И только тогда рассмеялся и Гуляка, сначала неохотно, но потом все искреннее, и смех его нарастал, переходя в мощное крещендо, пока не превратился в гомерический хохот, который, наверно, мог бы разбудить квартал Среднее Кладбище вместе с его мертвецами. Зульфия быстро втянула в комнату за лацканы пиджака заливающегося смехом Гуляку и, вскользь оглядев окрестности, захлопнула за ним дверь.
Во дворе снова стало темно.
Тут я мог бы прекратить свою недостойную деятельность соглядатая, побежать и рассказать бабушке Мазаль всю горькую правду о вечернем свидании ее супруга с Далай-ламой.
Мог бы, но не сделал этого. И вовсе не из моральных соображений, а из любопытства, которое пересилило чувства долга. Уж не знаю, какой дьявол нашептал мне эту идею, но я вскарабкался по одной из толстых подпор, поддерживающих виноградную лозу, и пополз по ненадежной сетке — переплетению горизонтальных прутьев с проволокой. Я пробирался среди листьев и гроздьев винограда в темноте, вися в пространстве между землей и звездным небом, причем то рука, то нога проваливалась в пустоты этого пространства. Так продолжалось до тех пор, пока я не прижался лицом к небольшому полуоткрытому окошку.

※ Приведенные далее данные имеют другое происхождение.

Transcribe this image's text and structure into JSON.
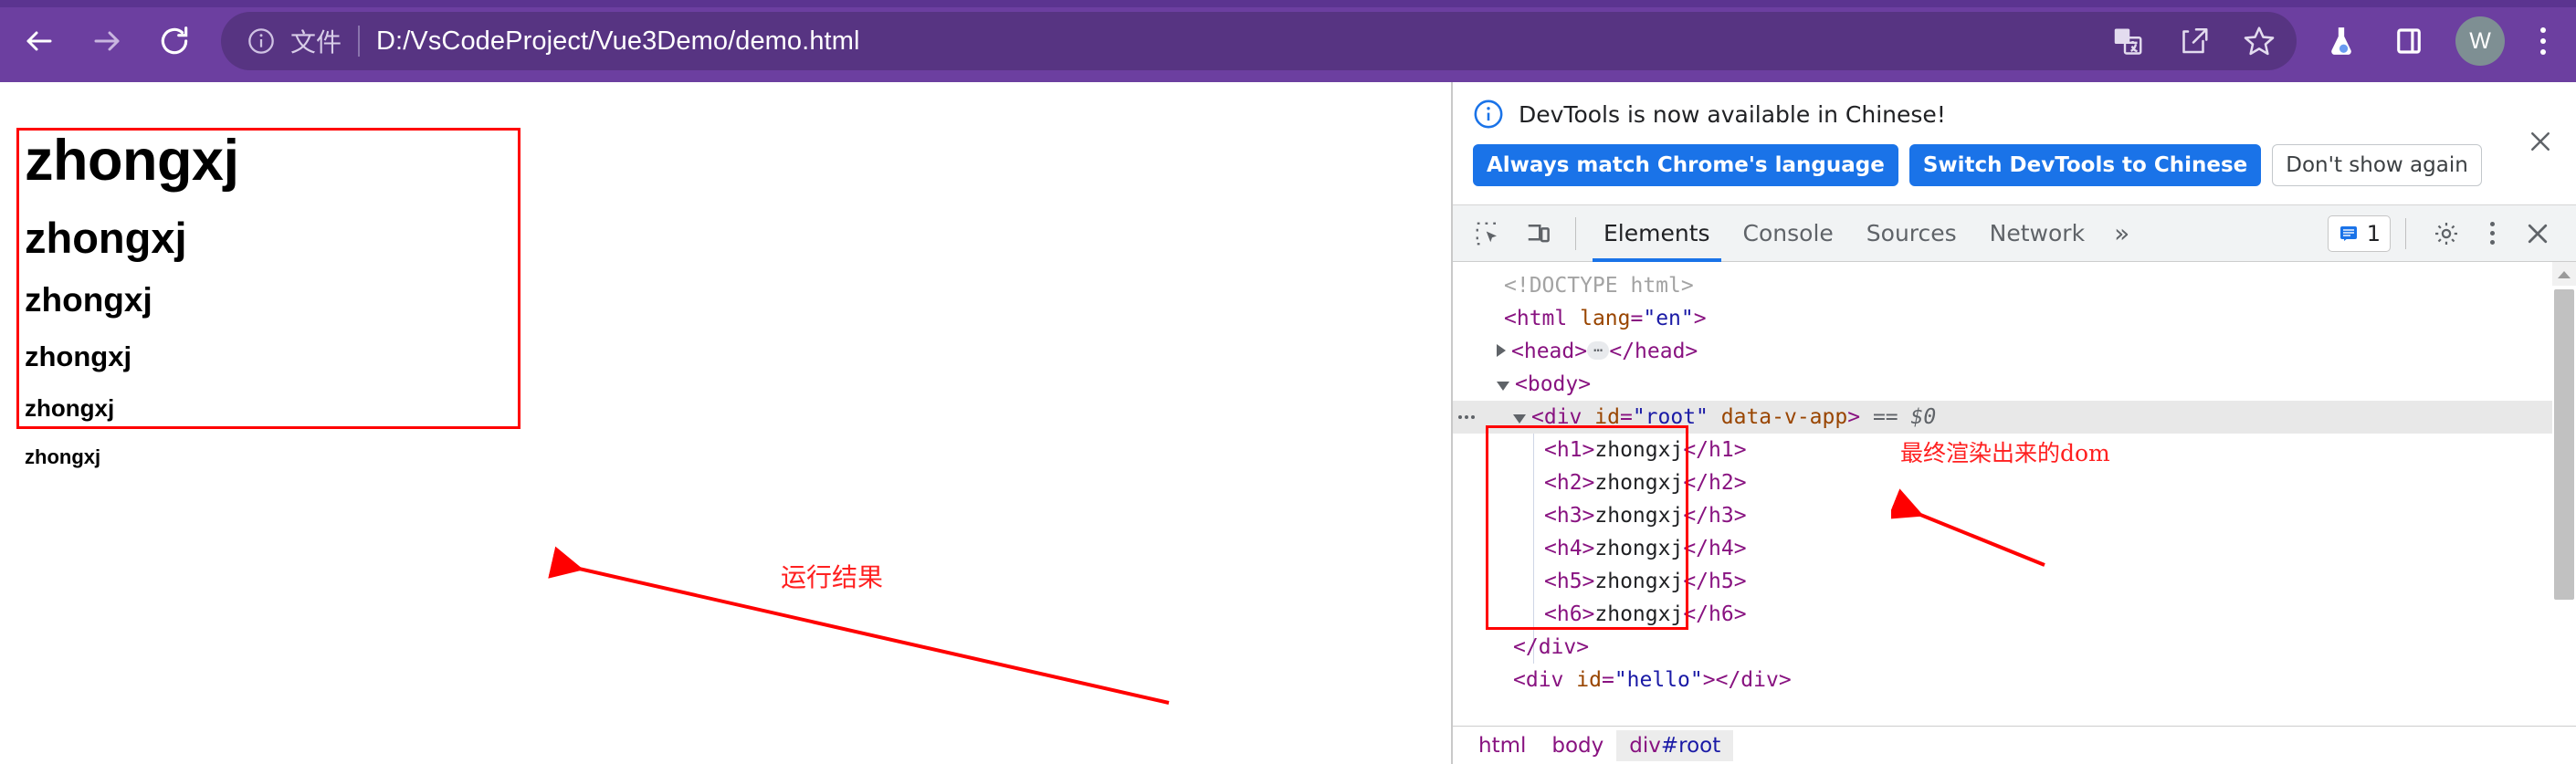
{
  "browser": {
    "nav": {
      "back_icon": "arrow-left-icon",
      "forward_icon": "arrow-right-icon",
      "reload_icon": "reload-icon"
    },
    "omnibox": {
      "site_info_icon": "info-circle-icon",
      "scheme_label": "文件",
      "url": "D:/VsCodeProject/Vue3Demo/demo.html",
      "translate_icon": "translate-icon",
      "share_icon": "share-icon",
      "bookmark_icon": "star-icon"
    },
    "toolbar_right": {
      "experiments_icon": "flask-icon",
      "side_panel_icon": "side-panel-icon",
      "profile_initial": "W",
      "menu_icon": "kebab-menu-icon"
    },
    "theme_color": "#6c3fa0",
    "omnibox_color": "#573482"
  },
  "page": {
    "headings": [
      {
        "tag": "h1",
        "text": "zhongxj"
      },
      {
        "tag": "h2",
        "text": "zhongxj"
      },
      {
        "tag": "h3",
        "text": "zhongxj"
      },
      {
        "tag": "h4",
        "text": "zhongxj"
      },
      {
        "tag": "h5",
        "text": "zhongxj"
      },
      {
        "tag": "h6",
        "text": "zhongxj"
      }
    ],
    "highlight_color": "#ff0000"
  },
  "annotations": {
    "left": {
      "text": "运行结果",
      "color": "#ff2020"
    },
    "right": {
      "text": "最终渲染出来的dom",
      "color": "#ff2020"
    }
  },
  "devtools": {
    "banner": {
      "info_icon": "info-circle-icon",
      "title": "DevTools is now available in Chinese!",
      "buttons": [
        {
          "label": "Always match Chrome's language",
          "style": "primary"
        },
        {
          "label": "Switch DevTools to Chinese",
          "style": "primary"
        },
        {
          "label": "Don't show again",
          "style": "secondary"
        }
      ],
      "close_icon": "close-icon",
      "accent_color": "#1a73e8"
    },
    "tabbar": {
      "inspect_icon": "inspect-element-icon",
      "device_icon": "device-toolbar-icon",
      "tabs": [
        {
          "label": "Elements",
          "active": true
        },
        {
          "label": "Console",
          "active": false
        },
        {
          "label": "Sources",
          "active": false
        },
        {
          "label": "Network",
          "active": false
        }
      ],
      "more_tabs": "»",
      "message_badge": {
        "icon": "message-icon",
        "count": "1"
      },
      "settings_icon": "gear-icon",
      "kebab_icon": "kebab-menu-icon",
      "close_icon": "close-icon"
    },
    "tree": [
      {
        "kind": "doctype",
        "text": "<!DOCTYPE html>"
      },
      {
        "kind": "open",
        "tag": "html",
        "attrs": [
          {
            "name": "lang",
            "value": "\"en\""
          }
        ]
      },
      {
        "kind": "collapsed",
        "tag": "head"
      },
      {
        "kind": "open",
        "tag": "body"
      },
      {
        "kind": "selected",
        "tag": "div",
        "attrs": [
          {
            "name": "id",
            "value": "\"root\""
          },
          {
            "name": "data-v-app",
            "value": ""
          }
        ],
        "suffix": "== $0"
      },
      {
        "kind": "leaf",
        "tag": "h1",
        "text": "zhongxj"
      },
      {
        "kind": "leaf",
        "tag": "h2",
        "text": "zhongxj"
      },
      {
        "kind": "leaf",
        "tag": "h3",
        "text": "zhongxj"
      },
      {
        "kind": "leaf",
        "tag": "h4",
        "text": "zhongxj"
      },
      {
        "kind": "leaf",
        "tag": "h5",
        "text": "zhongxj"
      },
      {
        "kind": "leaf",
        "tag": "h6",
        "text": "zhongxj"
      },
      {
        "kind": "close",
        "tag": "div"
      },
      {
        "kind": "empty",
        "tag": "div",
        "attrs": [
          {
            "name": "id",
            "value": "\"hello\""
          }
        ]
      }
    ],
    "breadcrumb": [
      {
        "label": "html",
        "active": false
      },
      {
        "label": "body",
        "active": false
      },
      {
        "label": "div",
        "hash": "#root",
        "active": true
      }
    ]
  }
}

Внутри святые отцы и мой дед Гуляка, удобно расположившись на диванчике, блаженно прикладывались к белой анисовке, а Зульфия пела теплым грудным голосом, аккомпанируя себе на сазе.
Я увидел, как Ибрагим-ходжа мечтательно погладил бороду, прежде чем сказать:
— Ах, Мариам! Ты и вправду — избранница Аллаха. Он очистил и выбрал тебя из всех мирских женщин. Так сказано в третьей суре!
Он привстал, чтобы погладить бедро той, которую, согласно третьей суре, назвал Мариам, но отец Исай ревниво шлепнул его по руке.
— Не замай!
Очевидно, между четырьмя поклонниками Зульфии существовала какая-то негласная конвенция, поскольку ходжа тут же сконфуженно отдернул руку. Турчанка одарила его лукавой и дерзкой улыбкой и продолжила петь.
Настала очередь доброго раввина, известной и уважаемой личности в квартале не только в качестве иудейского духовного пастыря, но примерного отца и заботливого супруга.
— Ах, Зульфия, Зульфия, в какие грехи ты нас ввергаешь! Но сказано: «О, ты прекрасна, возлюбленная моя, ты прекрасна! Обернись, Суламифь, чтобы я на тебя посмотрел! Округление бедер твоих, как ожерелье, живот твой — как круглая чаша, в которой не истощается ароматное вино…» Так написано в «Песне Песней» и писал ее сам царь Соломон! Ну же, песнь моя, Зульфия-ханум, золотце ты мое ненаглядное, ах, мое сердце больше не выдерживает!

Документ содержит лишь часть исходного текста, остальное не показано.